Aaron_Scher comments on A Review of In-Context Learning Hypotheses for Automated AI Alignment Research

Aaron_Scher 19 Apr 2024 16:51 UTC
1 point
0
The implication of ICL being implicit BI is that the model is locating concepts it already learned in its training data, so ICL is not a new form of learning that has not been seen before.
I’m not sure I follow this. Are you saying that, if ICL is BI, then a model could not learn a fundamentally new concept in context? Can some of the hypotheses not be unknown — e.g., the model’s no-context priors are that it’s doing wikipedia prediction (50%), chat bot roleplay (40%), or some unknown role (10%). And ICL seems like it could increase the weight on the unknown role. Meanwhile, actually figuring out how to do a good job in the previously-unknown role would require piecing together other knowledge the model has — and sufficiently strong building blocks would allow a lot of learning of new concepts.

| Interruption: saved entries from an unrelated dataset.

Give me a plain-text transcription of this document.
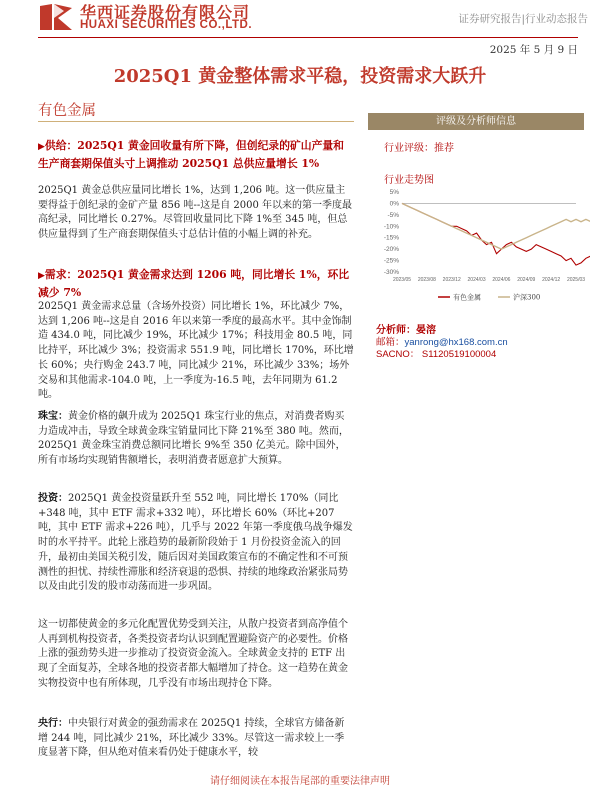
华西证券股份有限公司
HUAXI SECURITIES CO.,LTD.	证券研究报告|行业动态报告
2025 年 5 月 9 日
2025Q1 黄金整体需求平稳，投资需求大跃升
有色金属
评级及分析师信息
行业评级：推荐
行业走势图
5%
0%
-5%
-10%
-15%
-20%
-25%
-30%
2023/05 2023/08 2023/12 2024/03 2024/06 2024/09 2024/12 2025/03
有色金属	沪深300
分析师：晏溶
邮箱：yanrong@hx168.com.cn
SACNO： S1120519100004

▶供给：2025Q1 黄金回收量有所下降，但创纪录的矿山产量和生产商套期保值头寸上调推动 2025Q1 总供应量增长 1%

2025Q1 黄金总供应量同比增长 1%，达到 1,206 吨。这一供应量主要得益于创纪录的金矿产量 856 吨--这是自 2000 年以来的第一季度最高纪录，同比增长 0.27%。尽管回收量同比下降 1%至 345 吨，但总供应量得到了生产商套期保值头寸总估计值的小幅上调的补充。

▶需求：2025Q1 黄金需求达到 1206 吨，同比增长 1%，环比减少 7%

2025Q1 黄金需求总量（含场外投资）同比增长 1%，环比减少 7%，达到 1,206 吨--这是自 2016 年以来第一季度的最高水平。其中金饰制造 434.0 吨，同比减少 19%，环比减少 17%；科技用金 80.5 吨，同比持平，环比减少 3%；投资需求 551.9 吨，同比增长 170%，环比增长 60%；央行购金 243.7 吨，同比减少 21%，环比减少 33%；场外交易和其他需求-104.0 吨，上一季度为-16.5 吨，去年同期为 61.2 吨。

珠宝：黄金价格的飙升成为 2025Q1 珠宝行业的焦点，对消费者购买力造成冲击，导致全球黄金珠宝销量同比下降 21%至 380 吨。然而，2025Q1 黄金珠宝消费总额同比增长 9%至 350 亿美元。除中国外，所有市场均实现销售额增长，表明消费者愿意扩大预算。

投资：2025Q1 黄金投资量跃升至 552 吨，同比增长 170%（同比+348 吨，其中 ETF 需求+332 吨），环比增长 60%（环比+207 吨，其中 ETF 需求+226 吨），几乎与 2022 年第一季度俄乌战争爆发时的水平持平。此轮上涨趋势的最新阶段始于 1 月份投资金流入的回升，最初由美国关税引发，随后因对美国政策宣布的不确定性和不可预测性的担忧、持续性滞胀和经济衰退的恐惧、持续的地缘政治紧张局势以及由此引发的股市动荡而进一步巩固。

这一切都使黄金的多元化配置优势受到关注，从散户投资者到高净值个人再到机构投资者，各类投资者均认识到配置避险资产的必要性。价格上涨的强劲势头进一步推动了投资资金流入。全球黄金支持的 ETF 出现了全面复苏，全球各地的投资者都大幅增加了持仓。这一趋势在黄金实物投资中也有所体现，几乎没有市场出现持仓下降。

央行：中央银行对黄金的强劲需求在 2025Q1 持续，全球官方储备新增 244 吨，同比减少 21%，环比减少 33%。尽管这一需求较上一季度显著下降，但从绝对值来看仍处于健康水平，较

请仔细阅读在本报告尾部的重要法律声明
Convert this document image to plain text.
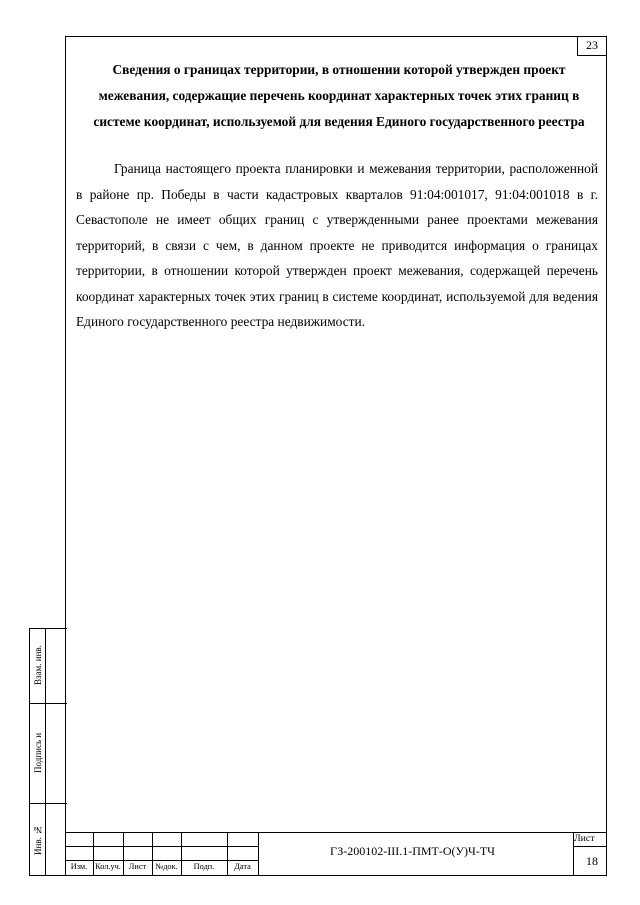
23
Сведения о границах территории, в отношении которой утвержден проект межевания, содержащие перечень координат характерных точек этих границ в системе координат, используемой для ведения Единого государственного реестра
Граница настоящего проекта планировки и межевания территории, расположенной в районе пр. Победы в части кадастровых кварталов 91:04:001017, 91:04:001018 в г. Севастополе не имеет общих границ с утвержденными ранее проектами межевания территорий, в связи с чем, в данном проекте не приводится информация о границах территории, в отношении которой утвержден проект межевания, содержащей перечень координат характерных точек этих границ в системе координат, используемой для ведения Единого государственного реестра недвижимости.
Взам. инв.
Подпись и
Инв. №
Изм. Кол.уч. Лист	№док.	Подп.	Дата
ГЗ-200102-III.1-ПМТ-О(У)Ч-ТЧ
Лист
18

- alamerton 19 Apr 2024 19:08 UTC
  1 point
  0
  Parent
  I think I mean to say this would imply ICL could not be a new form of learning. And yes, it seems more likely that there could be at least some new knowledge getting generated, one way or another. BI implying all tasks have been previously seen feels extreme, and less likely. I’ve adjusted my wording a bit now.